What then might be the effect on world stability of America’s less assertive leadership?
War in Context looks at deterrence, the basis for nuclear strategy; and the strategic implications of such modern phenomena as cyborgs, Artificial Intelligence and Drones. But the human factor is emphasised – the moral and physical pressure on commanders of robots and hypersonic missiles.
Above all, it is humans who decide how and when death is delivered. Science increases the intensity of battle, but man, not the machine, controls the outcome.
The book ends with an assessment of Putin’s invasion of Ukraine.
Makingsenseofwar.com
Christopher Pike is an expert on war and warfare, and has been studying military history for 50 years.
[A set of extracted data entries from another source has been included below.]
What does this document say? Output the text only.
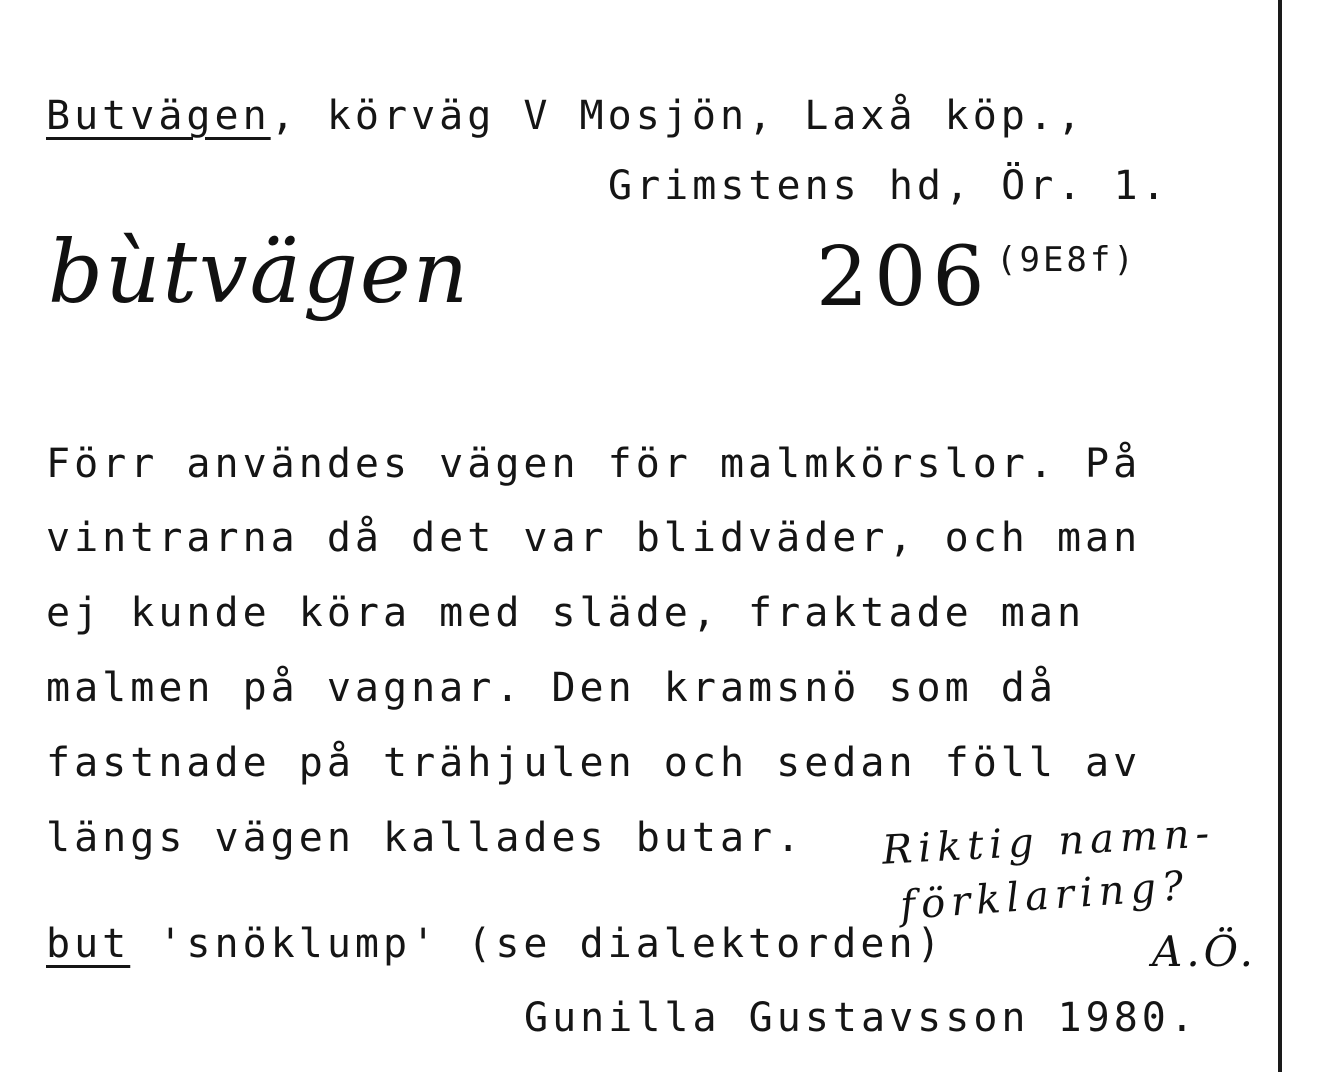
Butvägen, körväg V Mosjön, Laxå köp.,
Grimstens hd, Ör. 1.
bùtvägen	206 (9E8f)
Förr användes vägen för malmkörslor. På
vintrarna då det var blidväder, och man
ej kunde köra med släde, fraktade man
malmen på vagnar. Den kramsnö som då
fastnade på trähjulen och sedan föll av
längs vägen kallades butar. Riktig namn-
förklaring?
A.Ö.
but 'snöklump' (se dialektorden)
Gunilla Gustavsson 1980.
He believes that victory in battle is not the key to a lasting peace. What matters is understanding war’s constraints, defining aims and knowing when goals have been achieved. Organised violence, so often futile, is a last resort. Napoleon and Hitler are two examples of men failing to grasp war’s risks, war’s fallibilities, and their own limitations.
Pike’s sceptical and analytical philosophy shines through the pages of his three volume Making Sense of War. He is an alumnus of the Department of War Studies, King’s College, London, where his focus was on war and politics.
He also holds degrees in Mechanical Engineering and Business Administration. He was elected to the Council of the Society for Army Historical Research, where he organised and delivered lectures, including a major seminar at Apsley House, London, on Waterloo and the Iron Duke.
He lives in London and Norfolk and is a frequent visitor to the battlefields of Europe, seeing the lie of the land and the ‘Other Side of the Hill’ for himself. He has written many penetrating strategic backgrounds for battlefield tour guides.
One reader wrote: ‘Pike’s notes on why the Bulge was fought, why Arnhem failed, why the Somme was such slaughter was more penetrating (and digestible) than a hundred books.’